Le parti de la minorité hongroise, auquel Demeter appartient et auquel elle est initialement affiliée, lui avait demandé de démissionner de son poste et de s’excuser publiquement après ses propos qui ont provoqué une vive réaction dans le pays.
Dans une conversation avec le personnel du ministère, l’homme politique d’origine hongroise a décrit un incident survenu en 2012, lorsqu’il avait été interrogé par le parquet général dans une affaire liée à l’acquisition par Radio Roumanie de Radio Chișinău en Moldavie. Le site d’information 2mnews.ro a publié le discours en question et a également partagé l’enregistrement audio. Demeter a fait valoir qu’à cette époque, la station de radio de la capitale moldave risquait de tomber entre les mains des Russes.
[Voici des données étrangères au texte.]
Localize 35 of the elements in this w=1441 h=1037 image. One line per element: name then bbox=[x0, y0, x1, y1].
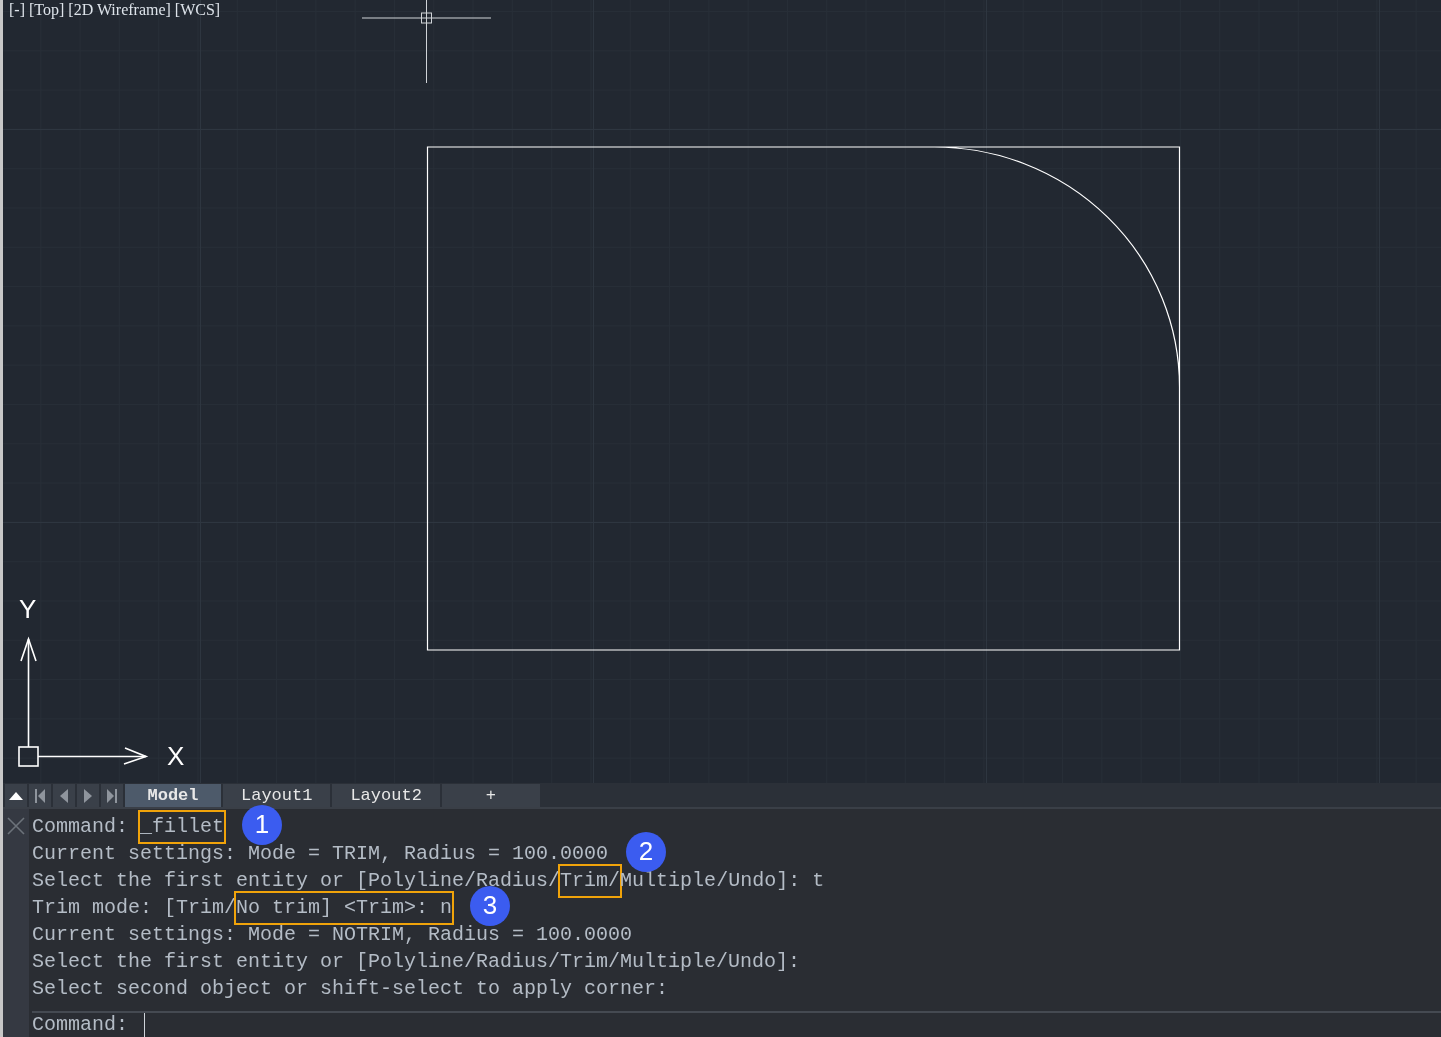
command-input-field[interactable]: Command: bbox=[32, 1011, 1441, 1037]
up-triangle-icon bbox=[9, 791, 23, 800]
step-number-callout: 3 bbox=[470, 885, 511, 926]
viewport-control-label[interactable]: [-] bbox=[9, 0, 25, 22]
highlighted-command-text: _fillet bbox=[140, 811, 225, 842]
y-axis-label: Y bbox=[19, 596, 37, 622]
right-triangle-icon bbox=[84, 788, 92, 803]
highlighted-command-text: No trim] <Trim>: n bbox=[236, 892, 453, 923]
step-number-callout: 1 bbox=[242, 804, 283, 845]
crosshair-cursor-icon bbox=[361, 0, 492, 84]
command-text: Command: bbox=[32, 813, 129, 840]
layout-tab[interactable]: Model bbox=[125, 784, 221, 807]
skip-first-icon bbox=[35, 788, 45, 803]
layout-tab[interactable]: Layout1 bbox=[223, 784, 331, 807]
viewport-control-label[interactable]: [WCS] bbox=[174, 0, 221, 22]
viewport-control-label[interactable]: [2D Wireframe] bbox=[68, 0, 171, 22]
left-triangle-icon bbox=[60, 788, 68, 803]
x-axis-label: X bbox=[167, 743, 185, 769]
close-icon[interactable] bbox=[7, 817, 25, 835]
layout-tab[interactable]: + bbox=[441, 784, 540, 807]
command-text: Select the first entity or [Polyline/Radius/Trim/Multiple/Undo]: bbox=[32, 948, 801, 975]
layout-tab[interactable]: Layout2 bbox=[332, 784, 440, 807]
last-tab-button[interactable] bbox=[101, 784, 123, 807]
command-text: Trim mode: [Trim/ bbox=[32, 894, 237, 921]
command-text: Select second object or shift-select to apply corner: bbox=[32, 975, 669, 1002]
skip-last-icon bbox=[107, 788, 117, 803]
viewport-control-label[interactable]: [Top] bbox=[29, 0, 65, 22]
drawing-canvas[interactable]: [-] [Top] [2D Wireframe] [WCS] Y X bbox=[3, 0, 1441, 783]
highlighted-command-text: Trim/ bbox=[560, 865, 621, 896]
first-tab-button[interactable] bbox=[29, 784, 51, 807]
previous-tab-button[interactable] bbox=[53, 784, 75, 807]
expand-up-button[interactable] bbox=[5, 784, 27, 807]
ucs-axes-icon bbox=[18, 636, 149, 767]
step-number-callout: 2 bbox=[626, 831, 667, 872]
next-tab-button[interactable] bbox=[77, 784, 99, 807]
Dans l’enregistrement audio, on peut entendre Demeter dire ce qui suit :
«J’ai dit : Monsieur le procureur, vous pouvez jouer comme vous voulez, mais si je me fâche, je partirai tout de suite. Parce que nous sommes toujours au conseil d’administration ; tous ceux qui ont voté en faveur de cet argent sont toujours dans la direction de la radio. Nous irons sereinement, informerons les Russes et vendrons la radio pour 5 millions.»
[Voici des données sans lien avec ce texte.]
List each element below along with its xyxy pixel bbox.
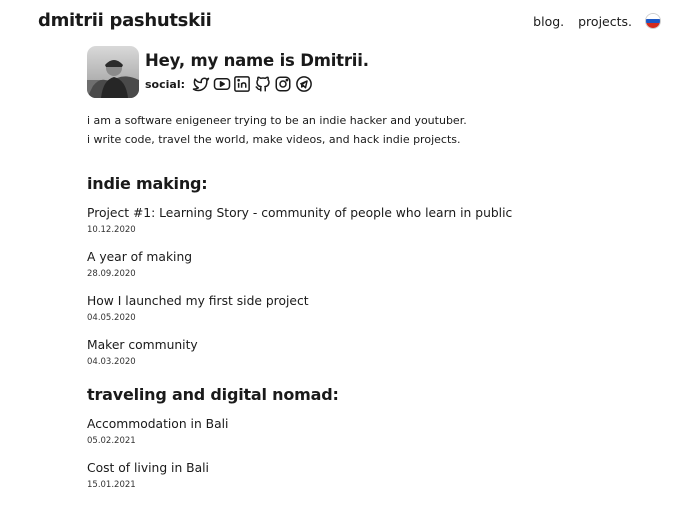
post-title-link[interactable]: Cost of living in Bali [87, 461, 209, 475]
twitter-icon[interactable] [192, 75, 210, 93]
post-item: Accommodation in Bali 05.02.2021 [87, 417, 228, 446]
post-item: Maker community 04.03.2020 [87, 338, 198, 367]
main-nav: blog. projects. [533, 14, 632, 29]
post-date: 15.01.2021 [87, 480, 136, 490]
section-title-indie-making: indie making: [87, 174, 208, 193]
post-title-link[interactable]: Maker community [87, 338, 198, 352]
post-date: 04.05.2020 [87, 313, 136, 323]
github-icon[interactable] [254, 75, 272, 93]
site-header: dmitrii pashutskii blog. projects. [0, 0, 700, 44]
bio-line-2: i write code, travel the world, make vid… [87, 133, 461, 146]
post-item: How I launched my first side project 04.… [87, 294, 309, 323]
page: dmitrii pashutskii blog. projects. Hey, … [0, 0, 700, 525]
greeting-heading: Hey, my name is Dmitrii. [145, 51, 369, 70]
nav-blog-link[interactable]: blog. [533, 14, 564, 29]
site-title-link[interactable]: dmitrii pashutskii [38, 10, 212, 31]
social-links: social: [145, 74, 315, 94]
bio-line-1: i am a software enigeneer trying to be a… [87, 114, 467, 127]
social-label: social: [145, 77, 185, 91]
post-date: 05.02.2021 [87, 436, 136, 446]
nav-projects-link[interactable]: projects. [578, 14, 632, 29]
post-title-link[interactable]: Project #1: Learning Story - community o… [87, 206, 512, 220]
post-title-link[interactable]: How I launched my first side project [87, 294, 309, 308]
telegram-icon[interactable] [295, 75, 313, 93]
post-title-link[interactable]: A year of making [87, 250, 192, 264]
bio: i am a software enigeneer trying to be a… [87, 111, 467, 149]
post-date: 04.03.2020 [87, 357, 136, 367]
post-title-link[interactable]: Accommodation in Bali [87, 417, 228, 431]
post-date: 10.12.2020 [87, 225, 136, 235]
youtube-icon[interactable] [213, 75, 231, 93]
post-item: A year of making 28.09.2020 [87, 250, 192, 279]
instagram-icon[interactable] [274, 75, 292, 93]
post-item: Cost of living in Bali 15.01.2021 [87, 461, 209, 490]
post-date: 28.09.2020 [87, 269, 136, 279]
post-item: Project #1: Learning Story - community o… [87, 206, 512, 235]
linkedin-icon[interactable] [233, 75, 251, 93]
section-title-traveling: traveling and digital nomad: [87, 385, 339, 404]
russian-flag-icon[interactable] [645, 13, 661, 29]
avatar [87, 46, 139, 98]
Déméter dit alors ces mots :
«Vous n’avez plus besoin de réclamer de soi-disant dommages et intérêts, l’Etat roumain gagne et profite. Je ruine l’intérêt national, parce que je suis hongrois ! C’est pourquoi vous devez me construire une statue, parce que j’ai fait ce que vous ne pouviez pas faire ; maintenant vous me causez des ennuis.»
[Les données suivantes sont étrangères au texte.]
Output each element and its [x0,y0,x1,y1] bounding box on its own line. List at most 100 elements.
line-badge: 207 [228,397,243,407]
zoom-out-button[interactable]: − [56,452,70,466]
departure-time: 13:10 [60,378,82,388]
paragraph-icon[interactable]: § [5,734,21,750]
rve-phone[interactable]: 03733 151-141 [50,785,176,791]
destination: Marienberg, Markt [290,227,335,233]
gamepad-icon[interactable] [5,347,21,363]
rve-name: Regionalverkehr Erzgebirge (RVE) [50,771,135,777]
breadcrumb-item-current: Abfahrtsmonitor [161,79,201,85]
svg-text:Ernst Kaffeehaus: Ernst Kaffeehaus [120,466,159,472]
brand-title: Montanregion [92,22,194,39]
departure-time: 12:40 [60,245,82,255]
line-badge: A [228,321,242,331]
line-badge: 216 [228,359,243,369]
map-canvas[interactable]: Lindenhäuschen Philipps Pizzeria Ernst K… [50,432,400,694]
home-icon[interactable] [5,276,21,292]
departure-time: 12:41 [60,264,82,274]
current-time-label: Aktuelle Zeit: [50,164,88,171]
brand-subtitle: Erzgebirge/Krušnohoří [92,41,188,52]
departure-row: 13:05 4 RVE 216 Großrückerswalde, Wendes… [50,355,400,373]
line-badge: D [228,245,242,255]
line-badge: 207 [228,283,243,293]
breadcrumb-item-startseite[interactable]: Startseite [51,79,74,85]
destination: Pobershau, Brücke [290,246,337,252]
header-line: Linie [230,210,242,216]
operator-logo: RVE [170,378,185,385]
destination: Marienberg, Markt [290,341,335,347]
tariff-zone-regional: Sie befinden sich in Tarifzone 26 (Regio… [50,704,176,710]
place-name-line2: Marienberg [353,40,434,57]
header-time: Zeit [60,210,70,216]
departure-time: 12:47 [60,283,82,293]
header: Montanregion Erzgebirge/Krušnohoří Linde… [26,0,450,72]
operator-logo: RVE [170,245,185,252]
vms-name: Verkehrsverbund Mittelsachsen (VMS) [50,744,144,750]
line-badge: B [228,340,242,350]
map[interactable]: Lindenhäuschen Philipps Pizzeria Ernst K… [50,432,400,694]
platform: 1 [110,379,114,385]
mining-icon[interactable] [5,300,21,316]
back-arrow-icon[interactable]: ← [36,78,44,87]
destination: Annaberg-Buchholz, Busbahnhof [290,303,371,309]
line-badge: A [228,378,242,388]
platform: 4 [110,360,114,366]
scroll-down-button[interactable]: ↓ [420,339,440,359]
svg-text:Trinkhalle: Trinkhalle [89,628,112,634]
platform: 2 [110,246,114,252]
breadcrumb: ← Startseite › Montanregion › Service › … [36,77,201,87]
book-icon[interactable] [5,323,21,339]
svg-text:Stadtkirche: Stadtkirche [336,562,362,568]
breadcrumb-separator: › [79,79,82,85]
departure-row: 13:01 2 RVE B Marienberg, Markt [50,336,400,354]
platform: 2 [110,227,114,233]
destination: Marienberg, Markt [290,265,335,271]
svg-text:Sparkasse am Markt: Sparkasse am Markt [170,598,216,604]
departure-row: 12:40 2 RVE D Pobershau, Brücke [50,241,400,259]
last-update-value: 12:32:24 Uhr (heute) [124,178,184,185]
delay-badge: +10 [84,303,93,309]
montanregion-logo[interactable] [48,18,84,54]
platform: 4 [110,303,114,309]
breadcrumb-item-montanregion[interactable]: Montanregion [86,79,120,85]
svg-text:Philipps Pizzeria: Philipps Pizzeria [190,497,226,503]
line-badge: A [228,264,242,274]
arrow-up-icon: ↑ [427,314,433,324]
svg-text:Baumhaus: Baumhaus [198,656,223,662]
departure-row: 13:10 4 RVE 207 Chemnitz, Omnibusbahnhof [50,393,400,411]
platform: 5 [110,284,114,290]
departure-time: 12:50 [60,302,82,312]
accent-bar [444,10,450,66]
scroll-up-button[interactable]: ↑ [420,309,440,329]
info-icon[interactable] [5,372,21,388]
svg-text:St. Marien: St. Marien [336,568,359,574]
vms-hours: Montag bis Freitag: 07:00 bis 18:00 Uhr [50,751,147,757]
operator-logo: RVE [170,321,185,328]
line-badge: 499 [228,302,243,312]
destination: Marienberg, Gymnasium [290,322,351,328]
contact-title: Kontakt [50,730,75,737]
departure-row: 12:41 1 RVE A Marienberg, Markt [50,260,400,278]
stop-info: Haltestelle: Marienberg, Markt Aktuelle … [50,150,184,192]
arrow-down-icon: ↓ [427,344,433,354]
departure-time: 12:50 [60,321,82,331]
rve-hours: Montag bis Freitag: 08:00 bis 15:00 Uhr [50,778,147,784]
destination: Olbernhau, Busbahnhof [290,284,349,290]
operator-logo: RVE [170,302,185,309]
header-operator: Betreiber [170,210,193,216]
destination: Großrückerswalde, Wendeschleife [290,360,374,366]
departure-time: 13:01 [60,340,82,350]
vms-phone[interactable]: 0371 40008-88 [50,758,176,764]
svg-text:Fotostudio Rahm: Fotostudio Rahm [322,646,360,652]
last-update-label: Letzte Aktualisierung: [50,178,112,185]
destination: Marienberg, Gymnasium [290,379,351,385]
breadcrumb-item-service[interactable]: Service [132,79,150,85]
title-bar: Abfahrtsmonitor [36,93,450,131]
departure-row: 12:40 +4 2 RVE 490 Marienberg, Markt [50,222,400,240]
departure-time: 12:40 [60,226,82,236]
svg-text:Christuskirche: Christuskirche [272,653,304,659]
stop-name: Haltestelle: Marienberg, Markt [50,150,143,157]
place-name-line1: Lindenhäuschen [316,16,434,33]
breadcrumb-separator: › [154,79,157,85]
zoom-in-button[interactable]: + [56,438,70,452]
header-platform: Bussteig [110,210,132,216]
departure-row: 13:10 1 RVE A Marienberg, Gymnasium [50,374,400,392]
Avant sa démission, Demeter a demandé au parquet de vérifier l’authenticité de l’enregistrement audio. Cependant, Kelemen Hunor, leader de l’Union démocratique des Hongrois roumains, a demandé à Demeter de démissionner de son poste à un moment où le pays était gouverné par un gouvernement intérimaire après la chute du gouvernement libéral d’Ilie Bolojan suite à la motion de censure présentée par les sociaux-démocrates et l’Union-Alliance des Roumains d’extrême droite.
Demeter a fait les déclarations suivantes dans sa déclaration sur son compte Facebook :
«Je dois m’excuser d’avoir créé par inadvertance confusion et division dans un environnement déjà rempli de tensions dans notre société contemporaine. Je présente mes excuses à tous ceux qui se sentent blessés et trahis.»
L’ancien ministre a poursuivi sa déclaration comme suit :
«Je crois toujours que mon travail et mes actions en Roumanie, dans l’intérêt de l’intérêt culturel national, de la vraie beauté et de la valeur ajoutée par l’interculturalisme, ont prouvé et continueront de prouver exactement le contraire de ce qu’on dit de moi aujourd’hui.»
Demeter a également fait valoir qu’elle n’était pas quelqu’un qui s’accrochait au siège et a fait les déclarations suivantes :
«Je ne suis jamais resté fidèle à mon siège. Quand je pensais que c’était mieux, j’ai quitté le directeur du théâtre, le directeur de la radio, et maintenant je fais la même chose en présentant mon poste ministériel à la table du Premier ministre.»
Le leader de l’UDMR, Hunor, a qualifié l’enregistrement audio de « langage inacceptable ». Hunor a déclaré que ces propos allaient à l’encontre de l’intérêt public et servaient à stigmatiser la minorité hongroise, qui compte plus de 1,5 million de personnes sur une population de 19 millions d’habitants en Roumanie.
Hunor a déclaré ce qui suit dans sa déclaration :
«Les déclarations contenues dans cet enregistrement sont inacceptables. Il n’y a pas de place dans notre communauté politique pour des propos vulgaires et vulgaires ou des blagues irresponsables sur les intérêts russes. L’identité hongroise ne peut pas être utilisée pour légitimer des déclarations inacceptables. La seule solution correcte dans cette situation est la démission du ministre.»
Dans un premier temps, Demeter a nié les déclarations publiées dans les médias locaux et a déclaré qu’elle ne se souvenait pas d’avoir fait ces déclarations. Il a également déclaré que lorsqu’il était à la tête de la Société roumaine de radiodiffusion entre 2010 et 2012, il avait fait de son mieux pour « réparer » les dommages causés par les Russes à cette institution pendant l’occupation soviétique.